The above results show that in Examples that satisfy all the provisions of the present invention, the electrical conductivity of the electrode is improved, the resistance of the electrode is lowered, and the use efficiency of cation species is improved as compared to Comparative Examples that do not satisfy the provisions of the present invention.
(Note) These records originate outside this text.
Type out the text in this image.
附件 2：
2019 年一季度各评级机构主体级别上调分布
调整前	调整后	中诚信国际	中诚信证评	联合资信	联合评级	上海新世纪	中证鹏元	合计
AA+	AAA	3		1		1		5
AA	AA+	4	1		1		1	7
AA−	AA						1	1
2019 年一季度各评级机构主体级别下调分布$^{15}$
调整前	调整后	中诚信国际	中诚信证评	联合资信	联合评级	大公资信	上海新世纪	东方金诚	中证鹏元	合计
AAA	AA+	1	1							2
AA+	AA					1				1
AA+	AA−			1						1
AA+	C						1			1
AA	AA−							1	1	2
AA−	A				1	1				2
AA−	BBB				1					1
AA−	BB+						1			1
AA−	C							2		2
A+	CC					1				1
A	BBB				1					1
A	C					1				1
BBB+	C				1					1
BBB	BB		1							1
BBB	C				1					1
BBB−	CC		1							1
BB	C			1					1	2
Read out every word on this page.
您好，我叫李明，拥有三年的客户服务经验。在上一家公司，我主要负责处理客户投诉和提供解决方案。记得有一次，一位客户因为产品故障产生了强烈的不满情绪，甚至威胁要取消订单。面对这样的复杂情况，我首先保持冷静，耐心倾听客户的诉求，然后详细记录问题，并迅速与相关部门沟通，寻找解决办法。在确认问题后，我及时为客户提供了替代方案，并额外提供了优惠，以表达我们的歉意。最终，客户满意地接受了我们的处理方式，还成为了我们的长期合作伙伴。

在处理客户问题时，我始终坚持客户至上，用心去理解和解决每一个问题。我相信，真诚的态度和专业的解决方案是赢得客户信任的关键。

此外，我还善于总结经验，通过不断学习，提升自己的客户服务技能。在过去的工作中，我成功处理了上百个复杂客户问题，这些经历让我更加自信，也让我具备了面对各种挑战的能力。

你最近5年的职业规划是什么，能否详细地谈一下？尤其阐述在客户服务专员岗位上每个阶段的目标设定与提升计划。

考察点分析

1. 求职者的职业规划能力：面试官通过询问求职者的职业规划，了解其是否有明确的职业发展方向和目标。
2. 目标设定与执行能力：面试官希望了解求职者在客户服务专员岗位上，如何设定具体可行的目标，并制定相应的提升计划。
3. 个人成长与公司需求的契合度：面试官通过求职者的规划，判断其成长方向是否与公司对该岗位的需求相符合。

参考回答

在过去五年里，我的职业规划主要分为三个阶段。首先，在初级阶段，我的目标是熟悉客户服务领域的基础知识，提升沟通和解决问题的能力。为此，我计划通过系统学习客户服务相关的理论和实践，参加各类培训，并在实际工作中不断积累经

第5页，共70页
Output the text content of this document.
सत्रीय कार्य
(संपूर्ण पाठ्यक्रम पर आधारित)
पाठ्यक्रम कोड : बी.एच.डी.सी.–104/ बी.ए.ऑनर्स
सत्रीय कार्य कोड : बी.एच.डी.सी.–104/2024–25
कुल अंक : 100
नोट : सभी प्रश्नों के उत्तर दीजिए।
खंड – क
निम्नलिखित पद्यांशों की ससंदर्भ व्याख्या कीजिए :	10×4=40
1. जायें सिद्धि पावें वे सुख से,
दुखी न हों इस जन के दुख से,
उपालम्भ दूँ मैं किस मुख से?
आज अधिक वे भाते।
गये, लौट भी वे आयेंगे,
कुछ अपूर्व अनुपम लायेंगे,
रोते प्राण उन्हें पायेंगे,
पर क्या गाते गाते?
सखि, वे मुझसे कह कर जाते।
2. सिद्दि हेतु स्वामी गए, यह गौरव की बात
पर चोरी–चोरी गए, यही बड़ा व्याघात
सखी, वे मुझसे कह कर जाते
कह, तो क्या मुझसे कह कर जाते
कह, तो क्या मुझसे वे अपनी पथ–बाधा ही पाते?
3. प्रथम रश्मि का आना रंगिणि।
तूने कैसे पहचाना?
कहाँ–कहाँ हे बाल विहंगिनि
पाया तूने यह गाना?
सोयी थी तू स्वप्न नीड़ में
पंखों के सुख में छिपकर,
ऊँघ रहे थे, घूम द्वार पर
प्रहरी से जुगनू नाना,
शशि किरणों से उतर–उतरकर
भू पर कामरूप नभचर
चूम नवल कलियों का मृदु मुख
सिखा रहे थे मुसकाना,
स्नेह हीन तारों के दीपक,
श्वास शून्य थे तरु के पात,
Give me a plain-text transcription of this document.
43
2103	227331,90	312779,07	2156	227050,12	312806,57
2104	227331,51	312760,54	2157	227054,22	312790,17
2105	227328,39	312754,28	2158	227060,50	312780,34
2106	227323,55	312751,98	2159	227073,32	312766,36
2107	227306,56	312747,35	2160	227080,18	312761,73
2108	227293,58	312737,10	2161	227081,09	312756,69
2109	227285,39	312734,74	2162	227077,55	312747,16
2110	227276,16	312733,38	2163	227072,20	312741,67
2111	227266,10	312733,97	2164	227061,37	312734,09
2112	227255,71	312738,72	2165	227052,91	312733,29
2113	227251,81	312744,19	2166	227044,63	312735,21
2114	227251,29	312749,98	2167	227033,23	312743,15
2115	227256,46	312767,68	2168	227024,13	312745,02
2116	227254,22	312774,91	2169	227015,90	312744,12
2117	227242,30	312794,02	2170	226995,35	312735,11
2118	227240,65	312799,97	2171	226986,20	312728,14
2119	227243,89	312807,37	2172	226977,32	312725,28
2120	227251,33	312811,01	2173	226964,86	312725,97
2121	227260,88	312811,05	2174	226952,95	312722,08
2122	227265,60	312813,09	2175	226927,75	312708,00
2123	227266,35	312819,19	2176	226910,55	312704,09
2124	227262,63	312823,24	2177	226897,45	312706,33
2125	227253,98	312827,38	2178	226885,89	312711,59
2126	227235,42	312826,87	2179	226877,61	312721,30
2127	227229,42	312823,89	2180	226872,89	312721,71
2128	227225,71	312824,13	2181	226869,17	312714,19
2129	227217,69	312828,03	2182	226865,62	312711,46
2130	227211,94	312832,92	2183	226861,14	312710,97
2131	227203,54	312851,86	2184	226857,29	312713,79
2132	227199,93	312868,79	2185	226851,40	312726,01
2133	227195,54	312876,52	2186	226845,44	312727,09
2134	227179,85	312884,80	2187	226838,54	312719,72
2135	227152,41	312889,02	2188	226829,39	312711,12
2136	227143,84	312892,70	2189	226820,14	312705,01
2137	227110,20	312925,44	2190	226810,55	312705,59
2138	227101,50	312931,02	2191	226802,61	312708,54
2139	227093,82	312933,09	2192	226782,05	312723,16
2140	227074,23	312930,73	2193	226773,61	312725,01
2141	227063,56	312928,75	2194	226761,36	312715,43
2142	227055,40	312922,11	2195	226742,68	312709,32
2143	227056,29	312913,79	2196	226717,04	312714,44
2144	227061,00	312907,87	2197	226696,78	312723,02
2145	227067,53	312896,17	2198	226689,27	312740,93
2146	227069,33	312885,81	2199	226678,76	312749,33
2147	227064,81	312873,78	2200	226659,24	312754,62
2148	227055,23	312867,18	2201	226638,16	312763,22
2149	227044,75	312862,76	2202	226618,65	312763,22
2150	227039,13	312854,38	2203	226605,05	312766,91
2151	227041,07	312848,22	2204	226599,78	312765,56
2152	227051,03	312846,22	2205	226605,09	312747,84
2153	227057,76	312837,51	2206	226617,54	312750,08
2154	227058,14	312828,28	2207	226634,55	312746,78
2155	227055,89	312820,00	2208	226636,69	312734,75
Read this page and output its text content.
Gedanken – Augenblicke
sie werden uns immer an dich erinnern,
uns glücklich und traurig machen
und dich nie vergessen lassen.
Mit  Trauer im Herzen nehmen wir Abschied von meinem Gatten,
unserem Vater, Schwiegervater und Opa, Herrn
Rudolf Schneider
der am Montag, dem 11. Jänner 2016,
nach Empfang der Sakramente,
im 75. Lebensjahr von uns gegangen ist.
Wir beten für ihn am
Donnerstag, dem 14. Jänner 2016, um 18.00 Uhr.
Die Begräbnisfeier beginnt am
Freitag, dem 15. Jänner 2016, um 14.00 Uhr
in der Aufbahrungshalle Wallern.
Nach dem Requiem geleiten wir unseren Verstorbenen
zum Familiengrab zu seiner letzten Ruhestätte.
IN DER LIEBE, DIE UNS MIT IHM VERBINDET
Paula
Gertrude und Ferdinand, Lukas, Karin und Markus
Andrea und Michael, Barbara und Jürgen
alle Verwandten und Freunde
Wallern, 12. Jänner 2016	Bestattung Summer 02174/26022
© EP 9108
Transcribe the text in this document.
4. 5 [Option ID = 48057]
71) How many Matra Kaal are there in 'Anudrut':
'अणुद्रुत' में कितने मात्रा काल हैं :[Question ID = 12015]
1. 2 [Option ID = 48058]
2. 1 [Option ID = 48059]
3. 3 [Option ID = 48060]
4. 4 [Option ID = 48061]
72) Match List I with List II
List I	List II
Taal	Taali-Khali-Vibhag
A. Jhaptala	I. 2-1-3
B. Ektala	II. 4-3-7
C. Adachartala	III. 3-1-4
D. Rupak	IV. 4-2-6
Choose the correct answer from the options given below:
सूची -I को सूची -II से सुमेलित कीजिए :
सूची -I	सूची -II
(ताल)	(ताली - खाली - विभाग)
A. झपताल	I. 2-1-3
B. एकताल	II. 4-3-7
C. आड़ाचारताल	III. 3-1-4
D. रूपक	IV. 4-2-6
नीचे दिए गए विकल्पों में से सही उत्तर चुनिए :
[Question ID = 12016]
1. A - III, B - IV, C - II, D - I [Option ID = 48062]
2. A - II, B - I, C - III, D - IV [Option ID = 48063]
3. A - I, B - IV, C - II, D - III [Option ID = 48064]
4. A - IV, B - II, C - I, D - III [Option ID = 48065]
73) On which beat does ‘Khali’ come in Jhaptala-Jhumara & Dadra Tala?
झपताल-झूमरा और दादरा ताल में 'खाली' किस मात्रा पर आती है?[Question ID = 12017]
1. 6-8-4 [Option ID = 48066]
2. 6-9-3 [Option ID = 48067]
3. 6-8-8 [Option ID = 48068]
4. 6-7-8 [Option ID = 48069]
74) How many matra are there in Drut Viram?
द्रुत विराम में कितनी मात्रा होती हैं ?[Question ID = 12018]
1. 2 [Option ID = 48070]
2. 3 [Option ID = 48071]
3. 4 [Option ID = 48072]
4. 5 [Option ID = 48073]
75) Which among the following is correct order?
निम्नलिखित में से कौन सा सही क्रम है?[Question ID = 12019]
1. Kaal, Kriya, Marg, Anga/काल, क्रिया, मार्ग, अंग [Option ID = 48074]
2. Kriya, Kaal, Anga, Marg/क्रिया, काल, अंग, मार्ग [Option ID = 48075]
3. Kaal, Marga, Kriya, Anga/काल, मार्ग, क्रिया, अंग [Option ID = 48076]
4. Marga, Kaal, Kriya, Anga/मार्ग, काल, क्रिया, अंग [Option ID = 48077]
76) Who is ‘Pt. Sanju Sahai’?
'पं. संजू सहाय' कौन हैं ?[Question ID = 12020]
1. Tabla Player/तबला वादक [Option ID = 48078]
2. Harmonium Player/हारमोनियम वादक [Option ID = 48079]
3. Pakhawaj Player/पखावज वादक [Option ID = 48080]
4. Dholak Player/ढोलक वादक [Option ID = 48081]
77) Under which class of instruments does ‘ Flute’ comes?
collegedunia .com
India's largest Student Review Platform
In particular, even when positive electrode active materials, in which the presence of water has a more significant effect on the performance (in this application, positive electrode active materials with relatively low nickel content), the electrical conductivity of the electrode is improved, the resistance of the electrode is lowered, and the use efficiency of cation species is improved.

Claims

1: An additive for nonaqueous electrolyte secondary battery positive electrodes, the additive comprising:

a carbonaceous material having a specific surface area as determined by a BET method of from 1,000 m2/g to 2,000 m2/g, a micropore volume as determined by a DFT method of less than 0.60 cm3/g, and an oxygen content as measured by elemental analysis of 0.5% by mass or more and less than 1.3% by mass.

2: The additive according to claim 1, wherein a percentage of the oxygen content in quinone groups as measured by Boehm titration of surface functional groups with respect to the oxygen content as measured by the elemental analysis is from 30% to 70%.

3: The additive according to claim 1, wherein the carbonaceous material has an average particle size of from 2 μm to 20 μm.

4: The additive according to claim 1, wherein a mesopore volume of the carbonaceous material as determined by the DFT method is 0.35 cm3/g or less.

5: A positive electrode active material composition for nonaqueous electrolyte secondary batteries, the positive electrode active material composition comprising:

the additive according to a m claim 1,

a positive electrode active material, and

a binder.

6: The positive electrode active material composition according to claim 5, wherein an amount of the additive contained with respect to a total mass of the positive electrode active material composition is 10% by mass or less.

7: A positive electrode for nonaqueous electrolyte secondary batteries, the positive electrode comprising:

a positive electrode active material layer composed of the positive electrode active material composition f according to claim 5, and

a collector.

8: A nonaqueous electrolyte secondary battery, comprising:

the positive electrode according to claim 7.

9: The nonaqueous electrolyte secondary battery according to claim 8, which operates at 2 V to 5 V.